1.1        On 17 March 2014, the Senate referred the Social Security Legislation Amendment (Green Army Programme) Bill 2014 (Bill) to the Education and Employment Legislation Committee (committee) for inquiry and report by 13 May 2014.[1]

1.2        The Bill had previously been referred to the Community Affairs Legislation Committee for inquiry and report by 25 March 2014.[2] That committee determined that the issues raised in relation to the Bill would best be considered within the Education and Employment portfolio. Accordingly, the Community Affairs Legislation Committee tabled its report on 17 March 2014, recommending that the Bill instead be referred to the committee.[3]


1.3        The establishment of a 'Green Army Programme' (GAP) was a Coalition commitment at the 2010 and 2013 federal elections.[4] Following the 2013 federal election, the Coalition Government committed $300 million over the forward estimates toward the new measure.[5] The cost of the measure is expected to be partially offset by a reduction in income support payments in the Social Services portfolio.[6]

1.4        The GAP is a voluntary initiative for young people aged 17 to 24 years to participate for up to 30 hours per week in a variety of environmental conservation projects. The projects include activities such as restoring and protecting habitat, weeding, planting, cleaning up creeks and rivers, and conserving cultural heritage sites. Each project must be undertaken over a continuous period of 20 to 26 weeks.

1.5        One or more external service providers are to deliver the GAP, including the recruitment of participants, and the establishment, management and training of the teams which will implement approved projects (Green Army Team). Green Army Teams will be comprised of nine participants and one team supervisor.

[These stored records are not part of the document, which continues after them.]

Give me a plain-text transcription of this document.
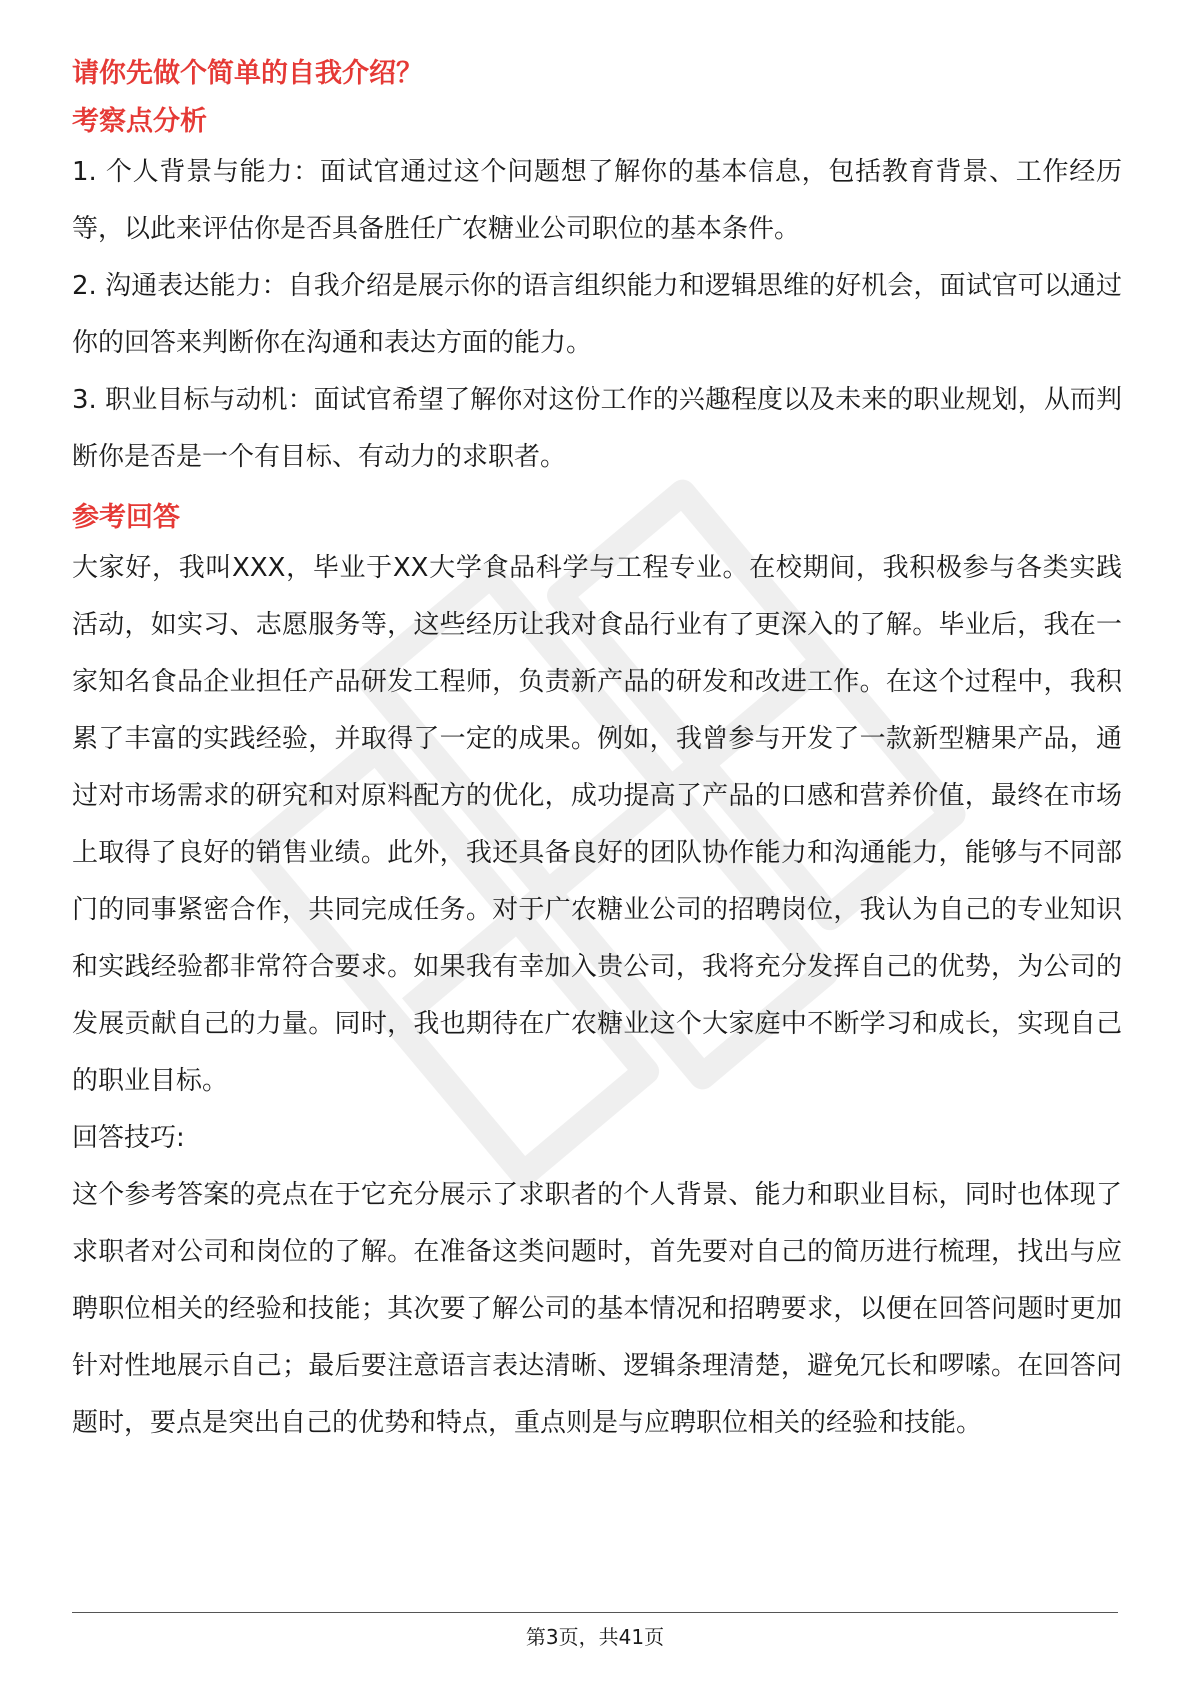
请你先做个简单的自我介绍？

考察点分析

1. 个人背景与能力：面试官通过这个问题想了解你的基本信息，包括教育背景、工作经历等，以此来评估你是否具备胜任广农糖业公司职位的基本条件。

2. 沟通表达能力：自我介绍是展示你的语言组织能力和逻辑思维的好机会，面试官可以通过你的回答来判断你在沟通和表达方面的能力。

3. 职业目标与动机：面试官希望了解你对这份工作的兴趣程度以及未来的职业规划，从而判断你是否是一个有目标、有动力的求职者。

参考回答

大家好，我叫XXX，毕业于XX大学食品科学与工程专业。在校期间，我积极参与各类实践活动，如实习、志愿服务等，这些经历让我对食品行业有了更深入的了解。毕业后，我在一家知名食品企业担任产品研发工程师，负责新产品的研发和改进工作。在这个过程中，我积累了丰富的实践经验，并取得了一定的成果。例如，我曾参与开发了一款新型糖果产品，通过对市场需求的研究和对原料配方的优化，成功提高了产品的口感和营养价值，最终在市场上取得了良好的销售业绩。此外，我还具备良好的团队协作能力和沟通能力，能够与不同部门的同事紧密合作，共同完成任务。对于广农糖业公司的招聘岗位，我认为自己的专业知识和实践经验都非常符合要求。如果我有幸加入贵公司，我将充分发挥自己的优势，为公司的发展贡献自己的力量。同时，我也期待在广农糖业这个大家庭中不断学习和成长，实现自己的职业目标。

回答技巧:

这个参考答案的亮点在于它充分展示了求职者的个人背景、能力和职业目标，同时也体现了求职者对公司和岗位的了解。在准备这类问题时，首先要对自己的简历进行梳理，找出与应聘职位相关的经验和技能；其次要了解公司的基本情况和招聘要求，以便在回答问题时更加针对性地展示自己；最后要注意语言表达清晰、逻辑条理清楚，避免冗长和啰嗦。在回答问题时，要点是突出自己的优势和特点，重点则是与应聘职位相关的经验和技能。

第3页，共41页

1.6        Participants will receive a 'green army allowance' (allowance) of between $10.14 per hour and $16.45 per hour. Team supervisors are employed by the relevant external service provider and are paid a wage, as negotiated between the individual and the employer.

1.7        Participants in the GAP will also have the opportunity to undertake vocationally‑oriented accredited training qualifications (Certificate I/II) or nationally endorsed skills sets, to be delivered under the Australian Qualifications Framework by Registered Training Organisations.[7]

1.8        The GAP will commence on 1 July 2014, with 250 projects approved and undertaken in its first financial year. The number of approved projects is expected to increase to 1,500 projects in 2018-19:

The Coalition will create a standing 'Green Army' that will gradually build to a 15,000 strong environmental workforce. We will create and properly resource the Green Army, as a larger and more lasting version of the former Green Corps. It will be Australia's largest-ever environmental deployment.[8]

1.9        On introduction of the Bill into the Parliament, the Hon. Greg Hunt MP, Minister for the Environment, emphasised that the GAP is 'both an environment and a training program'.[9] Further, at the broader level:

[T]he Green Army is a central component of the government's cleaner environment plan which is focused on the four pillars of clean air, clean land, clean water and heritage protection.[10]

Purpose and key provisions of the Bill

1.10             The Bill seeks to amend the Social Security Act 1991 (Act) and the Social Security (Administration) Act 1999 (Administration Act), to clarify social security arrangements for participants receiving the allowance paid under the GAP.[11]

1.11      Item 2 of Schedule 1 inserts new Part 1.3A – Green Army Programme into the Act to:

1.12      In addition, item 5 of Schedule 1 will amend current section 118 of the Administration Act, to specify that a determination relating to the non-payment of a social security benefit or social security pension to a person receiving an allowance may be backdated (proposed new subsection 118(2C)).

Conduct of the inquiry

1.13      The committee advertised the inquiry in The Australian on 2 April 2014. Details of the inquiry, including a link to the Bill and associated documents, were placed on the committee's website. The committee also wrote to 91 organisations and individuals, inviting submissions by 17 April 2014. Submissions continued to be accepted after that date.

1.14      The committee received five submissions, which are listed at Appendix 1 and published on the committee's website.


1.15      The committee thanks those organisations and individuals who made submissions to the inquiry.